Carnegie
Corporation
of New York
Vol. 1/No. 4
Spring 2002
 

Muslims in America:
Identity Develops as a Community Grows

by Gustav Niebuhr

Muslim Americans come from diverse backgrounds and trace their roots to many nations. Though notable for its diversity, the community also struggles for unity.

In Islam, midday Friday marks the time ordained for communal prayers, the Salat Al-Jumah, whose attendance is binding on Muslim men worldwide. In the United States, hundreds of mosques and prayer halls exist where Muslims can meet the obligation, from Chicago to Corpus Christi.; Phoenix to Fairbanks; Brooklyn to Boston.

But one of the most intriguing sites, in terms of its proximity to civic power, lies within the basement of the United States Capitol building, where a room has been reserved for an hour for this very purpose.

To get there one February day, a visitor descended a flight of steps from the busy first floor, passed two statues of early American settlers and rounded a corner toward a warren of committee rooms. The only indication that a sacred threshold stood nearby was a row of empty shoes pushed up against the baseboard near a frosted glass door.

On that Friday, 55 people had come to pray. Arranging themselves in six rows, they knelt on cream-colored mats spread across the wall-to-wall carpet, facing east, the direction of Mecca, Islam's holy city.

The numbers were not remarkable: many mosques, including several within a few miles of the Capitol, draw far larger crowds. But the men and women in this room, by virtue of their youth, ethnic diversity and the generous number of professionals in their ranks, were broadly representative of the larger American Muslim population. Only their closeness to national power made them more anomalous than representative.

These days, American Muslims can look back on two decades of vitally important achievements, in which they elevated the public profile of their faith by building new houses of worship, formed advocacy and educational organizations and, most recently, became increasingly involved in national political activity.

In terms of the breadth of their ethnic diversity (and the widespread suspicion with which they have often been viewed), they may most closely resemble the Roman Catholics of a century ago, who entered public consciousness as their numbers rapidly increased through immigration.

But the comparison is a limited one. Nineteenth century Catholics had the advantage of a religious heirarchy to bind them and speak for them; in that heirarchy, too, a single ethnic group-the Irish-played the dominant role. By contrast, Islam is decentralized. And so far, no national grassroots organization has emerged that would unite Muslims' disparate communities.

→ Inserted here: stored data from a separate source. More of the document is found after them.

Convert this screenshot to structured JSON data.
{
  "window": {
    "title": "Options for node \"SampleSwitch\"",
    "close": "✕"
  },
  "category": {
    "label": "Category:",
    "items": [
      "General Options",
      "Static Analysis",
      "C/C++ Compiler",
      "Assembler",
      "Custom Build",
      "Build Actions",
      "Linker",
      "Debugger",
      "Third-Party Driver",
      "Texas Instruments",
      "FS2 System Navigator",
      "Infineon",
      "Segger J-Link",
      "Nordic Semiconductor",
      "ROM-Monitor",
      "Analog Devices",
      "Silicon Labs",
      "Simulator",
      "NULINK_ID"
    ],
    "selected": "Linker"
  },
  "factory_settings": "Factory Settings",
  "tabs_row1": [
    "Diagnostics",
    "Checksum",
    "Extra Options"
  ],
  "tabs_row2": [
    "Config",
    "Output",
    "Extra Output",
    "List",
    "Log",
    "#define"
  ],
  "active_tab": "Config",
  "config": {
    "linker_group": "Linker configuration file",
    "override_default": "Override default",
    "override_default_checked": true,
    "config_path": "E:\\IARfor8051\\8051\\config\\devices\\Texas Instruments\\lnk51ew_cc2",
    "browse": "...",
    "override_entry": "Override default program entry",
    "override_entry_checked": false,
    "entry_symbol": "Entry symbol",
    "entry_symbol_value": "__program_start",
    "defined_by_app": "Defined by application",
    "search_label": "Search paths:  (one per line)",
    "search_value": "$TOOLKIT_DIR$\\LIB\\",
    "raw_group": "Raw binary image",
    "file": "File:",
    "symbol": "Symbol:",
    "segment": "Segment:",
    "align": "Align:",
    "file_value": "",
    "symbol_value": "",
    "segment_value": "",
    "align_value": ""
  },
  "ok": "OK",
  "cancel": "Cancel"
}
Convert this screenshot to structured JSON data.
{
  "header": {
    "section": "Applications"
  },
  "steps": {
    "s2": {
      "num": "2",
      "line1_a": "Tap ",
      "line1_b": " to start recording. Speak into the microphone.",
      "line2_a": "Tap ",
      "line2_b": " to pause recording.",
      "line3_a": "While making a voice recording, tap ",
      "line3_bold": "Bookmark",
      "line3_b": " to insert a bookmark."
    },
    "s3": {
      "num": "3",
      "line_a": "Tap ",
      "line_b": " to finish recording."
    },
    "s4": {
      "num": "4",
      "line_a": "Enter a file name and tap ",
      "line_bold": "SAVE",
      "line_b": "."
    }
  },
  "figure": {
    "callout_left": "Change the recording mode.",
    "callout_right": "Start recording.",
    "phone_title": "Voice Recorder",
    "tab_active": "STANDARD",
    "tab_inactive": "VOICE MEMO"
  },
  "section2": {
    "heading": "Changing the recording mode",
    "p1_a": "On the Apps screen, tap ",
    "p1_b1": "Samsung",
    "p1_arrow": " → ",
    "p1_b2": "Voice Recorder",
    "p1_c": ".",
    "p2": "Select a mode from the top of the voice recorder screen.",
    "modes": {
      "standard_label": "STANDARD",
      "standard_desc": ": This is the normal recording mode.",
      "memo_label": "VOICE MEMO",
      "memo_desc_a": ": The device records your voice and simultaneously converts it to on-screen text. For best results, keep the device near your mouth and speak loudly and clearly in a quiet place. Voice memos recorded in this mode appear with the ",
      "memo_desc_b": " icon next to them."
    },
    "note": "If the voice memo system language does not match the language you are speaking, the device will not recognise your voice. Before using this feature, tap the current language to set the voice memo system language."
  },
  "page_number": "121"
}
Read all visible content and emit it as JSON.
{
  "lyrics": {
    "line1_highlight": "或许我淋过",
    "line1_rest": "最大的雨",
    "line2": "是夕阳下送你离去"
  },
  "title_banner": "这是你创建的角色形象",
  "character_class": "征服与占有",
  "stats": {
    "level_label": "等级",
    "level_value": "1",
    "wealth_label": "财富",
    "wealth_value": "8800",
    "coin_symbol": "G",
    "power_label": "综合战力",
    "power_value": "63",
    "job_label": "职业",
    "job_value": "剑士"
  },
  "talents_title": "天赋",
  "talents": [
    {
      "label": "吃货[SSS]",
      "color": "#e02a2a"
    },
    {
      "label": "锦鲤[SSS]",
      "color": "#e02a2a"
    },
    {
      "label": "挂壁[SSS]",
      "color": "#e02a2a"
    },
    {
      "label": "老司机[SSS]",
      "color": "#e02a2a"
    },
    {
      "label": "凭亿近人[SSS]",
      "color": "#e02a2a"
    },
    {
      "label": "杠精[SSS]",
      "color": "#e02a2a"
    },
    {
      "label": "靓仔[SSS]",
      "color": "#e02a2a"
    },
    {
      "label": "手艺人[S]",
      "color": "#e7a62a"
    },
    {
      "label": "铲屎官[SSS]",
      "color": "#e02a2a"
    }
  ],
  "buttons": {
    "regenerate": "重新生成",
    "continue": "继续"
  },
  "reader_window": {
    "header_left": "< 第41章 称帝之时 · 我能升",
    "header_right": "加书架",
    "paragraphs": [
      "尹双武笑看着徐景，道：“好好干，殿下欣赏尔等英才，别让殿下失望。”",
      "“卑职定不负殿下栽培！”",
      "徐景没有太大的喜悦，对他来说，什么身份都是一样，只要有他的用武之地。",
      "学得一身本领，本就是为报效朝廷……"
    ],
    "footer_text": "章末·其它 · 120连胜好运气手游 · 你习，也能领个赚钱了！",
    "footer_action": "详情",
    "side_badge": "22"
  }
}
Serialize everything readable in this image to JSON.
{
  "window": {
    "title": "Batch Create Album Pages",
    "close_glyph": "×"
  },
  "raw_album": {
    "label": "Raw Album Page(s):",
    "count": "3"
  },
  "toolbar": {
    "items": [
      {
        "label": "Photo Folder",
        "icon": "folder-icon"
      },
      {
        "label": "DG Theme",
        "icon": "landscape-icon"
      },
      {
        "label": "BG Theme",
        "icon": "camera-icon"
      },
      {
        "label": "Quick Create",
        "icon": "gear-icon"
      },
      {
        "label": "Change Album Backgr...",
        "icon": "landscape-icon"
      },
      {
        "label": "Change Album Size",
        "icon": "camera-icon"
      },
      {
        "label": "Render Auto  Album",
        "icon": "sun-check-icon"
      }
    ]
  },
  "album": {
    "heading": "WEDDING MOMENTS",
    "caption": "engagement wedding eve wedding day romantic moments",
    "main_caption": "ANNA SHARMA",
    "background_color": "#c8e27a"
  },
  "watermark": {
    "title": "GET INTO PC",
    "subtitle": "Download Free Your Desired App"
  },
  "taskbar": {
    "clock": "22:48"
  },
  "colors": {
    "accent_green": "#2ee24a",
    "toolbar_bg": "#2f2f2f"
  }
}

"It's a very Protestant system," says Zaid H. Bukhari, a fellow at Georgetown University's Center for Muslim-Christian Understanding. "There should be a collective leadership among the Muslim community," he adds, pointing out that the current "struggle" among American Muslims is for that to develop.

Mr. Bukhari is well-placed to make such observations. At Georgetown, he is director of a research project called Muslims in the American Public Square, or MAPS, in its inevitable shorthand. Previously, he served as secretary general of the Islamic Circle of North America, a Queens, N.Y.-based membership association in the mainstream of American Muslim life.

His comments raise the question of how close Muslims are to being able to form a national community, such that people can speak of a distinctly American Muslim identity, with an attendant public voice and way of voting. And, were such a community to take shape, could it become a bridge of understanding between the U.S. and Muslim majority nations? The latter question is largely dependent on a positive resolution to the first.

In the view of many Muslims, the movement toward an American Muslim identity has come under intense but conflicting pressure since the terrorist attacks of September 11th, 2001. The assaults on the World Trade Center and the Pentagon were, after all, carried out by violent extremists who claimed to act in the name of Islam, but whose deeds have been roundly condemned by many Muslim organizations and leaders here in the U.S.

Nevertheless, a predictable by-product of the tragedy has been a rapid escalation of public curiosity about Islam in general and American Muslims in particular. Sales of the Qur'an, Islam's holy book, shot up in the attacks' wake, as did books by such academic writers on Islam as Karen Armstrong, John L. Esposito and Bernard Lewis.

To respond creatively to the public curiosity, the Council on American-Islamic Relations (CAIR), a Washington, D.C.-based advocacy organization, began urging mosques nationwide to host open houses, advertising that on a specific day non-Muslim neighbors could drop by, ask questions and pick up basic material on Islam. Many mosques did so, and many of their leaders reported larger-than-expected crowds.

But a part of the attention paid to American Muslims has been unnerving. In the wake of September 11th, vandals struck several mosques, and some Muslims received threatening phone calls. Perhaps even more disconcerting for some was the federal government's increased scrutiny of illegal immigrants, its detention of people who had violated their visa restrictions and its closure of Islamic charities that officials said were linked to terrorist groups.